NUR-SULTAN – Kazakhstan seeks to ensure better protection of the biodiversity of the Caspian Sea. To that effect, President Kassym-Jomart Tokayev signed the Protocol for the Protection of the Caspian Sea against Pollution from Land-based Sources and Activities on Oct. 23, reports the Akorda press service.
The ratification comes on the heels of the agreement reached by the heads of five littoral states at the Fifth Caspian Summit in Aktau in August 2018 to carry out domestic approval procedures for the entry into force of the protocol.
The document, which was ratified by the Kazakh Senate on Oct. 21, is one of the four ancillary protocols to the Framework Convention for the Protection of the Marine Environment of the Caspian Sea, also known as the Tehran Convention, the first legally binding regional agreement introducing an institutional mechanism for environmental protection in the Caspian Sea signed in 2003 by all five Caspian littoral states – Azerbaijan, Iran, Kazakhstan, Russia and Turkmenistan. It came into force only in 2006 following ratification by all five governments.
According to the Kazakh Minister of Ecology, Geology and Natural Resources Serikkali Brekeshev, the main goal of the protocol is to prevent, reduce, control and eliminate marine pollution from land sources to achieve and maintain an ecologically healthy marine environment of the Caspian Sea.
“The presence of the largest hydrocarbon reserves in the Caspian Sea makes preservation of the ecology and bioresources of the reservoir ever more important,” said Brekeshev presenting the protocol to Senate deputies.
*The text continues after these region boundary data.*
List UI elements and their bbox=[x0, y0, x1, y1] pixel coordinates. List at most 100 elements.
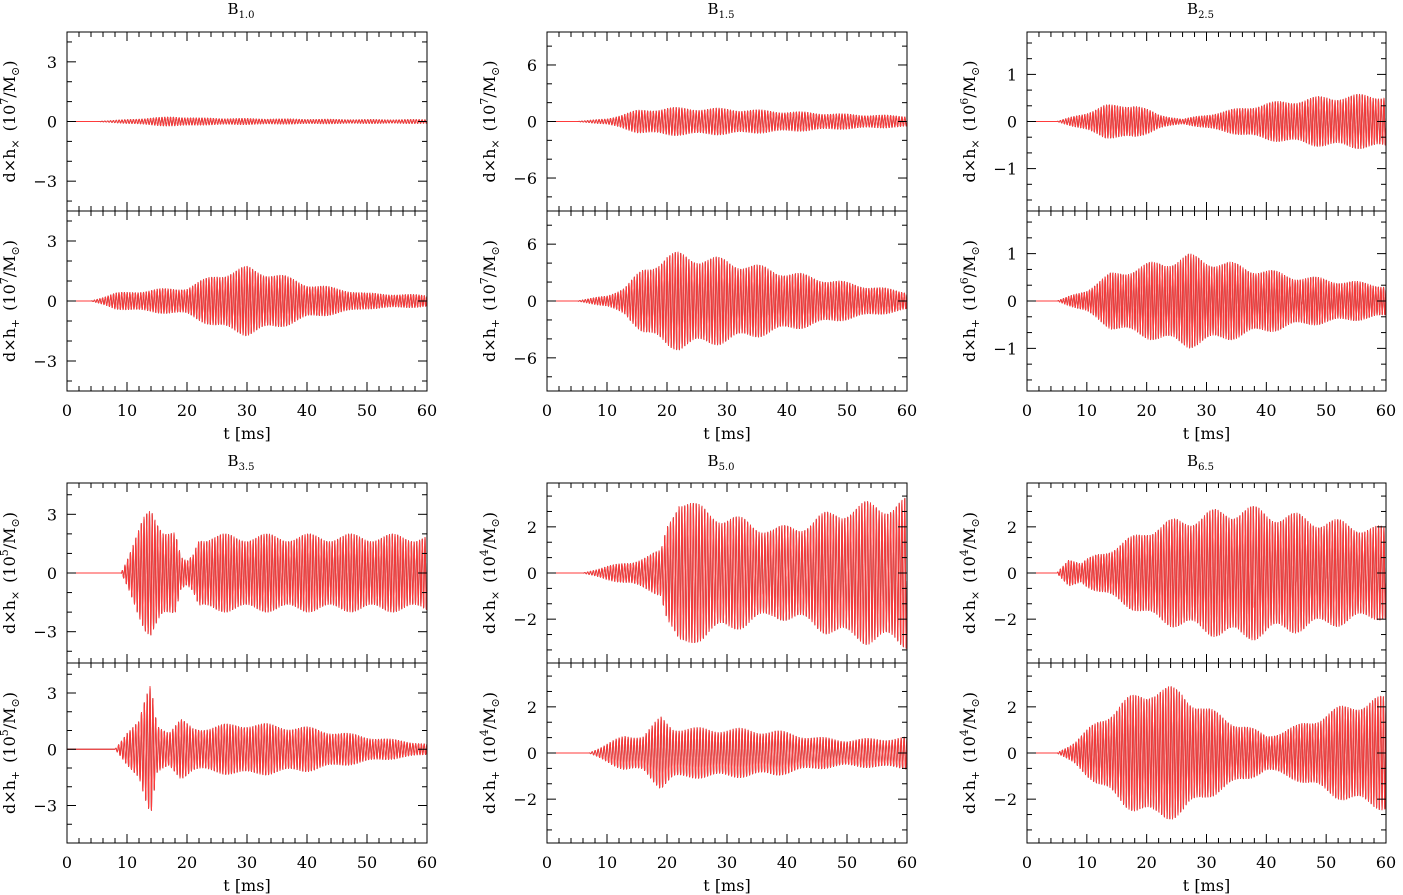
cross-subplot: 2 0 −2 d×h×(104/M⊙) bbox=[478, 482, 908, 664]
y-tick-label: 0 bbox=[47, 113, 57, 132]
waveform-trace bbox=[546, 716, 908, 789]
waveform-trace bbox=[1026, 253, 1387, 349]
waveform-trace bbox=[66, 265, 428, 337]
panel-title: B6.5 bbox=[1187, 452, 1214, 473]
x-tick-label: 20 bbox=[657, 853, 677, 872]
y-tick-label: 0 bbox=[1007, 564, 1017, 583]
x-tick-label: 10 bbox=[117, 853, 137, 872]
cross-subplot: 3 0 −3 d×h×(107/M⊙) bbox=[0, 31, 428, 212]
x-tick-label: 0 bbox=[62, 401, 72, 420]
waveform-trace bbox=[546, 497, 908, 649]
y-tick-label: 6 bbox=[527, 56, 537, 75]
x-tick-label: 10 bbox=[117, 401, 137, 420]
waveform-trace bbox=[1026, 686, 1387, 820]
y-axis-label: d×h+(107/M⊙) bbox=[478, 240, 502, 362]
x-axis-label: t [ms] bbox=[223, 876, 270, 895]
x-tick-label: 40 bbox=[1256, 401, 1276, 420]
waveform-trace bbox=[66, 686, 428, 811]
y-tick-label: −1 bbox=[993, 160, 1017, 179]
x-tick-label: 50 bbox=[837, 853, 857, 872]
y-tick-label: 0 bbox=[527, 292, 537, 311]
panel-2-5: B2.510−1d×h×(106/M⊙)10−1d×h+(106/M⊙)0 10 2… bbox=[958, 0, 1396, 443]
y-axis-label: d×h×(107/M⊙) bbox=[478, 60, 502, 182]
waveform-trace bbox=[66, 511, 428, 636]
x-tick-label: 0 bbox=[1022, 401, 1032, 420]
x-tick-label: 40 bbox=[777, 853, 797, 872]
cross-subplot: 1 0 −1 d×h×(106/M⊙) bbox=[958, 31, 1387, 212]
x-tick-label: 10 bbox=[597, 401, 617, 420]
x-tick-label: 60 bbox=[897, 401, 917, 420]
x-tick-label: 40 bbox=[777, 401, 797, 420]
panel-5-0: B5.020−2d×h×(104/M⊙)20−2d×h+(104/M⊙)0 10 2… bbox=[478, 452, 917, 895]
x-tick-label: 20 bbox=[177, 401, 197, 420]
x-tick-label: 50 bbox=[357, 853, 377, 872]
plus-subplot: 2 0 −2 d×h+(104/M⊙) bbox=[958, 662, 1387, 844]
x-tick-label: 10 bbox=[1077, 853, 1097, 872]
x-axis-label: t [ms] bbox=[1183, 424, 1230, 443]
x-tick-label: 0 bbox=[542, 853, 552, 872]
y-axis-label: d×h×(104/M⊙) bbox=[958, 512, 982, 634]
x-tick-label: 0 bbox=[542, 401, 552, 420]
y-tick-label: 3 bbox=[47, 684, 57, 703]
x-tick-label: 20 bbox=[1136, 853, 1156, 872]
x-tick-label: 60 bbox=[897, 853, 917, 872]
x-axis-label: t [ms] bbox=[223, 424, 270, 443]
y-tick-label: 3 bbox=[47, 53, 57, 72]
x-tick-label: 30 bbox=[237, 853, 257, 872]
panel-6-5: B6.520−2d×h×(104/M⊙)20−2d×h+(104/M⊙)0 10 2… bbox=[958, 452, 1396, 895]
x-tick-label: 50 bbox=[357, 401, 377, 420]
x-tick-label: 50 bbox=[837, 401, 857, 420]
y-tick-label: 0 bbox=[47, 740, 57, 759]
waveform-shadow bbox=[546, 716, 908, 789]
y-tick-label: 2 bbox=[527, 698, 537, 717]
y-tick-label: 0 bbox=[1007, 292, 1017, 311]
waveform-trace bbox=[1026, 505, 1387, 641]
y-axis-label: d×h+(107/M⊙) bbox=[0, 240, 22, 362]
x-tick-label: 60 bbox=[417, 401, 437, 420]
x-tick-label: 30 bbox=[237, 401, 257, 420]
x-tick-label: 40 bbox=[1256, 853, 1276, 872]
y-tick-label: 2 bbox=[1007, 518, 1017, 537]
panel-title: B5.0 bbox=[708, 452, 735, 473]
x-tick-label: 40 bbox=[297, 853, 317, 872]
y-axis-label: d×h+(104/M⊙) bbox=[958, 692, 982, 814]
panel-title: B3.5 bbox=[228, 452, 255, 473]
y-tick-label: 3 bbox=[47, 232, 57, 251]
x-axis-label: t [ms] bbox=[703, 876, 750, 895]
y-tick-label: 0 bbox=[1007, 113, 1017, 132]
x-tick-label: 30 bbox=[717, 853, 737, 872]
y-tick-label: 2 bbox=[527, 518, 537, 537]
y-tick-label: −3 bbox=[33, 797, 57, 816]
y-tick-label: −1 bbox=[993, 339, 1017, 358]
x-tick-label: 0 bbox=[62, 853, 72, 872]
x-tick-label: 30 bbox=[1196, 401, 1216, 420]
panel-3-5: B3.530−3d×h×(105/M⊙)30−3d×h+(105/M⊙)0102… bbox=[0, 452, 437, 895]
x-tick-label: 0 bbox=[1022, 853, 1032, 872]
plus-subplot: 3 0 −3 d×h+(105/M⊙) bbox=[0, 662, 428, 844]
y-tick-label: −2 bbox=[993, 610, 1017, 629]
y-axis-label: d×h+(106/M⊙) bbox=[958, 240, 982, 362]
y-tick-label: −2 bbox=[513, 790, 537, 809]
cross-subplot: 3 0 −3 d×h×(105/M⊙) bbox=[0, 482, 428, 664]
x-axis-label: t [ms] bbox=[703, 424, 750, 443]
plus-subplot: 2 0 −2 d×h+(104/M⊙) bbox=[478, 662, 908, 844]
y-tick-label: 0 bbox=[47, 564, 57, 583]
panel-1-5: B1.560−6d×h×(107/M⊙)60−6d×h+(107/M⊙)0 10 2… bbox=[478, 0, 917, 443]
cross-subplot: 6 0 −6 d×h×(107/M⊙) bbox=[478, 31, 908, 212]
y-tick-label: 2 bbox=[1007, 698, 1017, 717]
y-axis-label: d×h×(105/M⊙) bbox=[0, 512, 22, 634]
plot-frame bbox=[66, 662, 428, 844]
y-tick-label: 0 bbox=[527, 113, 537, 132]
y-tick-label: 6 bbox=[527, 235, 537, 254]
y-tick-label: 0 bbox=[1007, 744, 1017, 763]
x-tick-label: 50 bbox=[1316, 401, 1336, 420]
y-tick-label: 1 bbox=[1007, 65, 1017, 84]
plus-subplot: 3 0 −3 d×h+(107/M⊙) bbox=[0, 210, 428, 392]
x-tick-label: 40 bbox=[297, 401, 317, 420]
y-tick-label: 3 bbox=[47, 505, 57, 524]
x-tick-label: 30 bbox=[717, 401, 737, 420]
x-tick-label: 60 bbox=[1376, 401, 1396, 420]
y-tick-label: −3 bbox=[33, 172, 57, 191]
y-axis-label: d×h×(106/M⊙) bbox=[958, 60, 982, 182]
By signing the document, the countries commit to use and promote the best available technologies and environmental practices when conducting economic activities in the sea area or its coastal zone, establish and maintain a database on the physical, biological and chemical characteristics of the marine environment and coastal areas of the Caspian Sea including the volume of pollutants from land-based sources reaching the sea, and conduct regular assessment of the marine environment and coastal areas of the Caspian Sea to assess the level of pollution along its coastline.
“The measures envisaged in the protocol will strengthen cooperation among the five Caspian Sea littoral states on the conservation of the Caspian Sea ecosystem, as well as make it possible to regulate their joint activities to prevent negative impacts on protected animal species and their habitats. At the same time, protected areas in the marine environment and coastal territory can be allocated to protect the habitats of endangered species,” said the ministry.
The Caspian Sea is rich in biological resources, according to the United Nations Environmental Program (UNEP) website.
“It serves as the world’s largest spawning grounds for sturgeon. The biological diversity of the Caspian Sea is relatively small, but distinguished with high endemism, with over 130 fish species accounting here and rare lotus fields. There are also more than 100 species of bird wetland habitats that serve as nesting and migration grounds. The Caspian Sea is also home to the only marine mammal that lives in the sea – the endemic Caspian Seal,” said the UNEP website.
Dispute over the legal status of the Caspian Sea
Over the past 30 years, the status of the Caspian Sea has been a matter of heated geopolitical discussion. Much of the dispute hinged on whether the world’s largest inland water body should be considered a lake or a sea.
The Caspian issue didn’t make waves until the dissolution of the Soviet Union in 1991 when it was shared only between the Soviet Union and Iran, which classified it as a lake inthe 1921 and 1940 treaties.
The years after 1991 witnessed a long debate between Russia, Iran, and the three independent states that emerged from the collapse of the Soviet Union and now bordered the body of water: Kazakhstan, Turkmenistan, and Azerbaijan.
Typically, a body of water surrounded by land is called a lake, but the immense size of the Caspian, stretching over 371,000 square meters and holding nearly 78,000 cubic kilometers of water, would seem to exceed reasonable definitions of the term lake.
The Caspian is also technically not a sea, as it has no direct access to an ocean.
And thus, confusion arose – and lingered for years, entailing economic, military, and political implications.
If the Caspian were called a sea, then its waters should be considered international waters, subject to the United Nations Conventions on the Law of Sea. In this scenario, each of the Caspian’s five littoral states would get access to roughly equal portions of the sea based on the length of their coastlines. Kazakhstan, in this case, has the longest coastline, meaning its portion of the sea would be the biggest. Iran’s would be the smallest.
If the Caspian was deemed a lake, then international sea laws would no longer apply, and the water body would become solely a matter for its five littoral states, who could divide it into national sectors.
The fifth Caspian Summit in Aktau in 2018 ended the dispute giving the water body a “special legal status” which means it is not defined as a sea or a lake. The convention grants the states jurisdiction over 15 miles of territorial waters extending from their coastlines and exclusive fishing rights over an additional 10 miles. The rest of the water is subject to bilateral agreements between the littoral countries.
Aside from its massive size, the Caspian Sea is rich in oil and natural gas. It is estimated that there are 50 billion barrels of oil and nearly 8.4 trillion cubic meters of natural gas beneath its seabed.